August 8, 1827. *


[304] Robert Hall.


AN INFERNAL PALINDROME.

[Palindrome. A word or sentence which is the same read backward as forwards: as, madam; or this sentence Subi dura a rudibus. Johnson.]

Whence did Geoffry Crayon derive “The Poor Devil Author,” the title to one of his “Tales of a Traveller,” but from a legendary story, according to which the devil is acquainted with versification, although his lines are constructed in a very remarkable manner; for they can be read forward and backward, and preserve the same sense. There is a specimen of this “[literary ingenuity]” in the present volume of the Table Book, ([col. 28].) The “Lives of the Saints” afford another, viz:—

St. Martin (of whom there is an account in the Every-Day Book, vol. i. p. 1469) having given up the profession of a soldier, and being elected bishop of Tours, when prelates neither kept carriages, horses, nor servants, had occasion to go to Rome, in order to consult his holiness upon some important ecclesiastical matter. As he was walking gently along the road, he met the devil, who politely accosted him, and ventured to observe how fatiguing and indecorous it was for him to perform so long a journey on foot, like the commonest of cockle-shell-chaperoned pilgrims. The saint knew well the drift of Old Nick’s address, and commanded him immediately to become a beast of burthen, or jumentum; which the devil did in a twinkling, by assuming the shape of a mule.

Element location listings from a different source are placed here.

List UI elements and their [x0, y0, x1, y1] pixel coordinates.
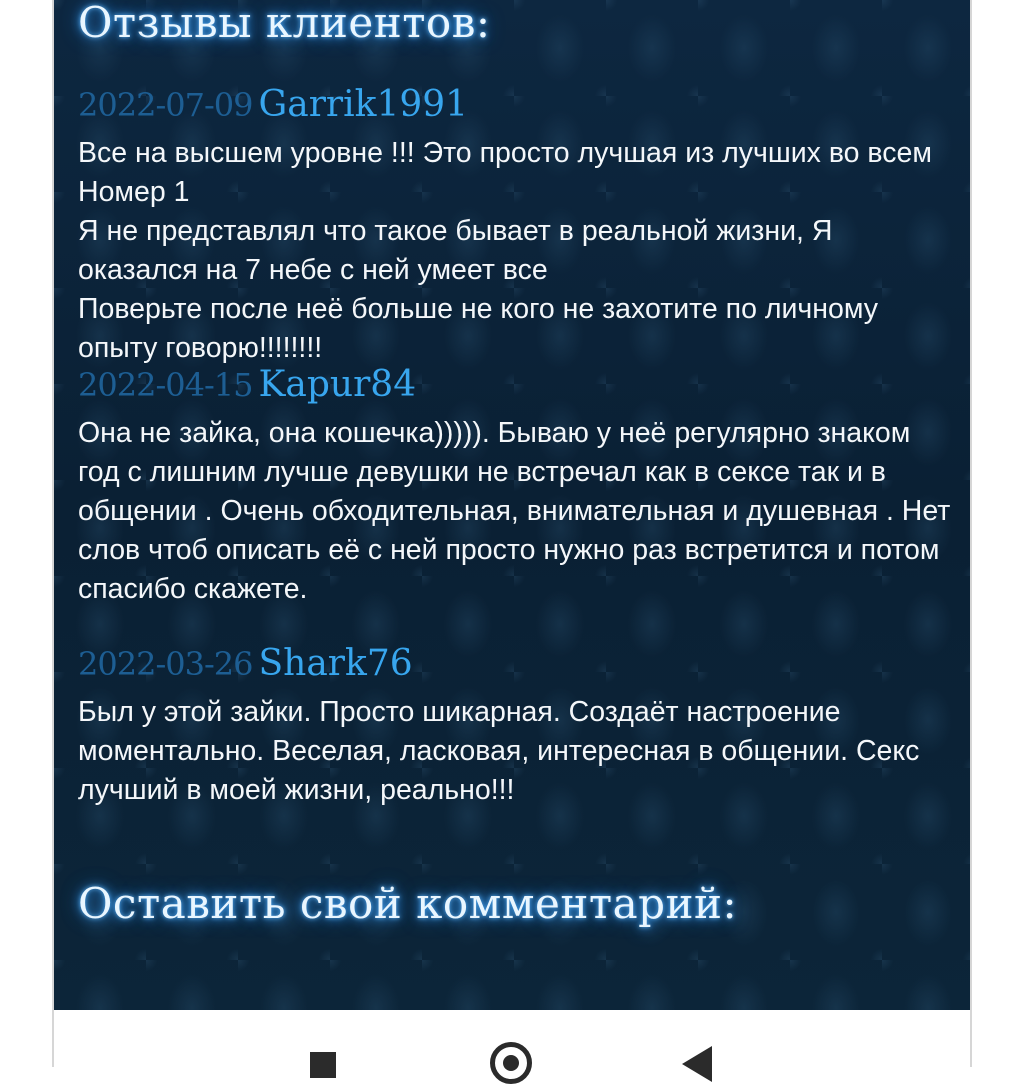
- review-author: Kapur84: [258, 364, 417, 405]
- page-content[interactable]: [54, 0, 970, 1010]
- review-text: Был у этой зайки. Просто шикарная. Создаёт настроение моментально. Веселая, ласковая, интересная в общении. Секс лучший в моей жизни, реально!!!: [78, 696, 920, 806]
- review-author: Garrik1991: [258, 84, 469, 125]
- recents-icon[interactable]: [310, 1052, 336, 1078]
- review-date: 2022-07-09: [78, 86, 253, 124]
- review-author: Shark76: [258, 643, 413, 684]
- review-text: Она не зайка, она кошечка))))). Бываю у неё регулярно знаком год с лишним лучше девушки не встречал как в сексе так и в общении . Очень обходительная, внимательная и душевная . Нет слов чтоб описать её с ней просто нужно раз встретится и потом спасибо скажете.: [78, 417, 951, 605]
- review-date: 2022-03-26: [78, 645, 253, 683]
- review-text: Все на высшем уровне !!! Это просто лучшая из лучших во всем Номер 1 Я не представлял что такое бывает в реальной жизни, Я оказался на 7 небе с ней умеет все Поверьте после неё больше не кого не захотите по личному опыту говорю!!!!!!!!: [78, 137, 932, 364]
- back-icon[interactable]: [682, 1046, 712, 1082]
- reviews-heading: Отзывы клиентов:: [78, 0, 491, 47]
- review-date: 2022-04-15: [78, 366, 253, 404]
- home-icon[interactable]: [490, 1042, 532, 1084]
- navigation-bar: [54, 1010, 970, 1067]
- screen-edge-right: [970, 0, 972, 1067]
- review-header: [78, 83, 468, 133]
- comment-heading: Оставить свой комментарий:: [78, 879, 738, 928]
- review-header: [78, 363, 416, 413]
- review-header: [78, 642, 413, 692]
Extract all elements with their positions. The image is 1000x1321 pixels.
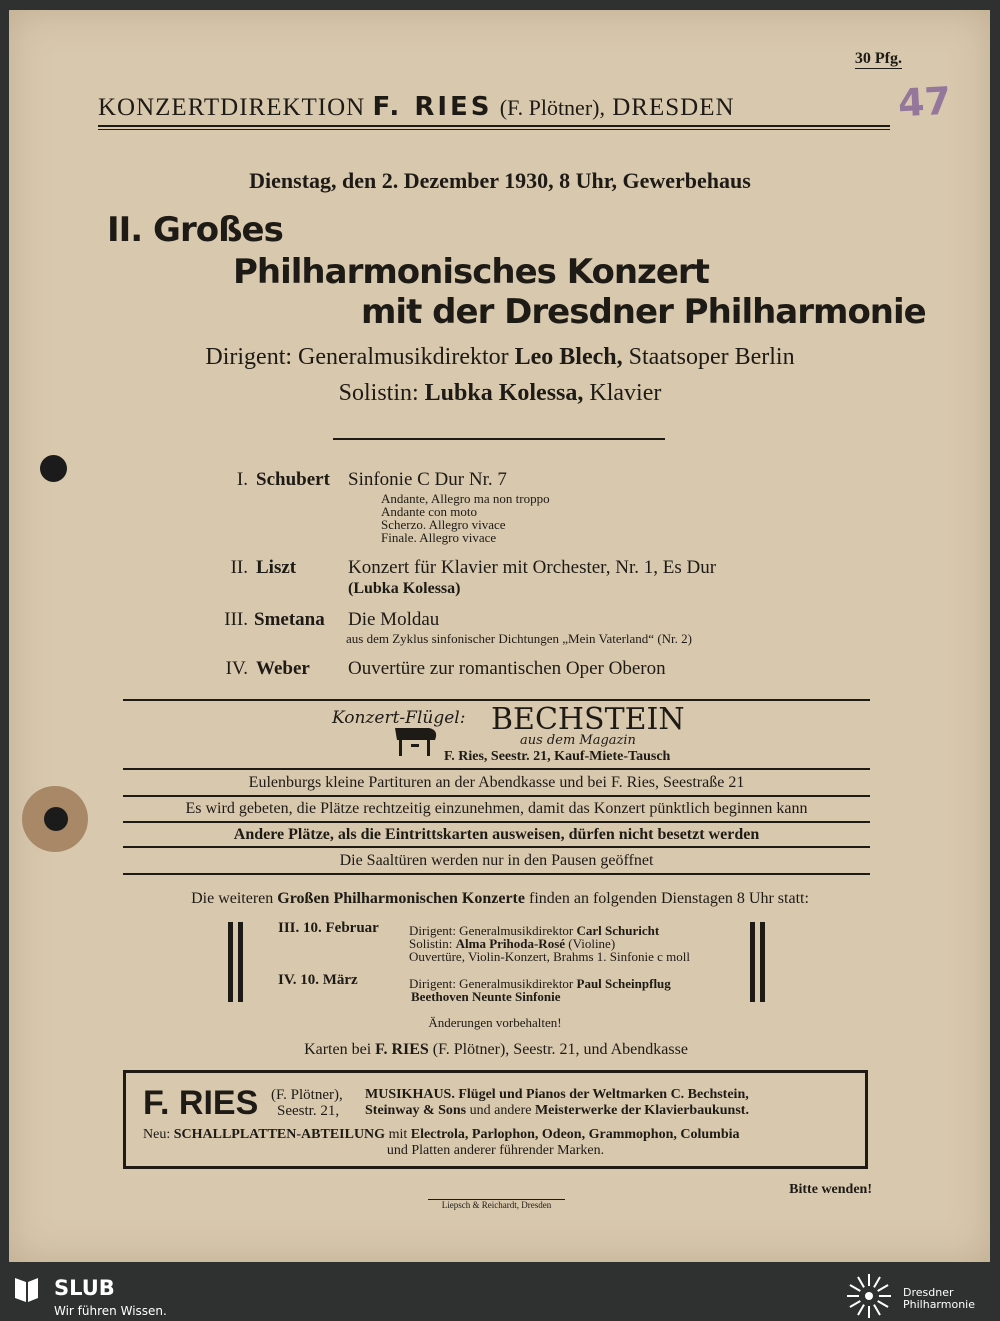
section-rule — [123, 821, 870, 823]
further-pre: Die weiteren — [191, 890, 274, 907]
punch-hole — [40, 455, 67, 482]
philharmonie-line-2: Philharmonie — [903, 1298, 975, 1311]
further-post: finden an folgenden Dienstagen 8 Uhr statt: — [528, 890, 809, 907]
decorative-bar — [750, 922, 755, 1002]
program-composer: Weber — [256, 658, 310, 679]
section-rule — [123, 768, 870, 770]
decorative-bar — [238, 922, 243, 1002]
turn-over-note: Bitte wenden! — [789, 1182, 872, 1197]
program-work: Ouvertüre zur romantischen Oper Oberon — [348, 658, 666, 679]
notice-doors: Die Saaltüren werden nur in den Pausen geöffnet — [339, 852, 654, 869]
movement: Finale. Allegro vivace — [381, 530, 497, 545]
ad-steinway: Steinway & Sons — [365, 1103, 467, 1118]
program-composer: Liszt — [256, 557, 297, 578]
program-work: Die Moldau — [348, 609, 440, 630]
c4-conductor-label: Dirigent: Generalmusikdirektor — [409, 976, 574, 991]
decorative-bar — [760, 922, 765, 1002]
program-number: II. — [230, 557, 248, 578]
conductor-name: Leo Blech, — [514, 344, 623, 370]
ticket-pre: Karten bei — [304, 1041, 372, 1058]
c3-soloist-label: Solistin: — [409, 936, 453, 951]
notice-scores: Eulenburgs kleine Partituren an der Abendkasse und bei F. Ries, Seestraße 21 — [248, 774, 745, 791]
conductor-line — [0, 344, 1000, 371]
agency-owner: (F. Plötner), — [499, 95, 605, 120]
concert-3-program: Ouvertüre, Violin-Konzert, Brahms 1. Sinfonie c moll — [409, 949, 690, 964]
conductor-label: Dirigent: — [205, 344, 293, 370]
section-rule — [123, 846, 870, 848]
notice-punctual: Es wird gebeten, die Plätze rechtzeitig einzunehmen, damit das Konzert pünktlich beginnen kann — [185, 800, 808, 817]
ad-line-1: MUSIKHAUS. Flügel und Pianos der Weltmarken C. Bechstein, — [365, 1087, 749, 1102]
changes-note: Änderungen vorbehalten! — [428, 1015, 562, 1030]
header-rule-thin — [98, 129, 890, 130]
title-line-3: mit der Dresdner Philharmonie — [361, 292, 926, 332]
conductor-role: Generalmusikdirektor — [298, 344, 509, 370]
punch-hole — [44, 807, 68, 831]
ad-line-2 — [365, 1103, 853, 1119]
grand-piano-icon — [393, 722, 439, 758]
bechstein-brand: BECHSTEIN — [491, 702, 685, 737]
agency-city: DRESDEN — [612, 94, 735, 121]
ad-street: Seestr. 21, — [277, 1103, 340, 1119]
agency-header — [98, 92, 888, 122]
program-composer: Schubert — [256, 469, 330, 490]
title-line-2: Philharmonisches Konzert — [233, 252, 709, 292]
program-soloist-note: (Lubka Kolessa) — [348, 580, 461, 597]
movement: Scherzo. Allegro vivace — [381, 517, 506, 532]
ad-owner: (F. Plötner), — [271, 1087, 343, 1103]
concert-3-date: III. 10. Februar — [278, 920, 379, 936]
ad-new-label: Neu: — [143, 1127, 171, 1142]
slub-tagline: Wir führen Wissen. — [54, 1304, 167, 1318]
philharmonie-wordmark — [903, 1287, 975, 1311]
further-concerts-intro — [0, 890, 1000, 908]
bechstein-address: F. Ries, Seestr. 21, Kauf-Miete-Tausch — [444, 749, 671, 764]
c3-soloist-instrument: (Violine) — [568, 936, 616, 951]
bechstein-sub: aus dem Magazin — [520, 733, 636, 748]
section-rule — [123, 699, 870, 701]
ad-line-4: und Platten anderer führender Marken. — [386, 1143, 605, 1158]
ad-company-name: F. RIES — [143, 1084, 259, 1122]
movement: Andante, Allegro ma non troppo — [381, 491, 550, 506]
movement: Andante con moto — [381, 504, 478, 519]
printer-imprint: Liepsch & Reichardt, Dresden — [428, 1199, 565, 1210]
header-rule — [98, 125, 890, 127]
ad-masterworks: Meisterwerke der Klavierbaukunst. — [534, 1103, 749, 1118]
c4-conductor-name: Paul Scheinpflug — [576, 976, 671, 991]
slub-logo-icon — [12, 1274, 40, 1304]
c3-soloist-name: Alma Prihoda-Rosé — [455, 936, 566, 951]
ticket-post: (F. Plötner), Seestr. 21, und Abendkasse — [432, 1041, 688, 1058]
section-divider — [333, 438, 665, 440]
further-bold: Großen Philharmonischen Konzerte — [277, 890, 525, 907]
c3-conductor-label: Dirigent: Generalmusikdirektor — [409, 923, 574, 938]
soloist-line — [0, 380, 1000, 407]
notice-seats: Andere Plätze, als die Eintrittskarten ausweisen, dürfen nicht besetzt werden — [233, 826, 760, 843]
bechstein-label: Konzert-Flügel: — [332, 708, 466, 728]
program-number: I. — [236, 469, 248, 490]
program-number: III. — [224, 609, 248, 630]
soloist-name: Lubka Kolessa, — [424, 380, 584, 406]
archive-stamp: 47 — [896, 78, 953, 126]
ad-with: mit — [388, 1127, 408, 1142]
ticket-info — [0, 1041, 992, 1059]
agency-prefix: KONZERTDIREKTION — [98, 94, 366, 121]
ad-line-3 — [143, 1127, 740, 1143]
concert-date: Dienstag, den 2. Dezember 1930, 8 Uhr, Gewerbehaus — [249, 168, 751, 193]
program-composer: Smetana — [254, 609, 325, 630]
agency-name: F. RIES — [372, 92, 493, 122]
section-rule — [123, 795, 870, 797]
program-work-note: aus dem Zyklus sinfonischer Dichtungen „Mein Vaterland“ (Nr. 2) — [346, 631, 692, 646]
soloist-label: Solistin: — [338, 380, 419, 406]
philharmonie-logo-icon — [843, 1272, 895, 1320]
program-number: IV. — [225, 658, 248, 679]
section-rule — [123, 873, 870, 875]
c3-conductor-name: Carl Schuricht — [576, 923, 660, 938]
title-line-1: II. Großes — [107, 210, 283, 250]
ad-records-department: SCHALLPLATTEN-ABTEILUNG — [173, 1127, 386, 1142]
ad-record-labels: Electrola, Parlophon, Odeon, Grammophon, Columbia — [410, 1127, 740, 1142]
ticket-seller: F. RIES — [375, 1041, 429, 1058]
concert-4-program: Beethoven Neunte Sinfonie — [411, 989, 561, 1004]
ad-and-others: und andere — [469, 1103, 532, 1118]
concert-4-date: IV. 10. März — [278, 972, 358, 988]
conductor-place: Staatsoper Berlin — [628, 344, 795, 370]
philharmonie-line-1: Dresdner — [903, 1286, 954, 1299]
program-work: Sinfonie C Dur Nr. 7 — [348, 469, 507, 490]
soloist-instrument: Klavier — [589, 380, 662, 406]
program-work: Konzert für Klavier mit Orchester, Nr. 1, Es Dur — [348, 557, 717, 578]
price-label: 30 Pfg. — [854, 50, 902, 67]
decorative-bar — [228, 922, 233, 1002]
slub-wordmark: SLUB — [54, 1276, 115, 1300]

The saint jumped upon the fiend’s back, who, at first, trotted cheerfully along, but soon slackened his pace. The bishop, of course, had neither whip nor spurs, but was possessed of a much more powerful stimulus, for, says the legend, he made the sign of the cross, and the smarting devil instantly galloped away. Soon, however, and naturally enough, the father of sin returned to sloth and obstinacy, and Martin hurried him again with repeated signs of the cross, till twitched and stung to the quick by those crossings so hateful to him, the vexed and tired reprobate uttered the following distich in a rage:—

Signa te, Signa: temere me tangis et angis:
Roma tibi subito motibus ibit amor.

That is—“Cross, cross thyself—thou plaguest and vexest me without necessity; for, owing to my exertions, Rome, the object of thy wishes, will soon be near.” The singularity of this distich, consists, as hinted above, in its being palindromical; or it reads backwards as well as in the common way—Angis, the last word of the first line, makes signaet makes te—and so on to the beginning. Amor, the last of the last line, read backwards, makes Romaibit makes tibi—and so forth.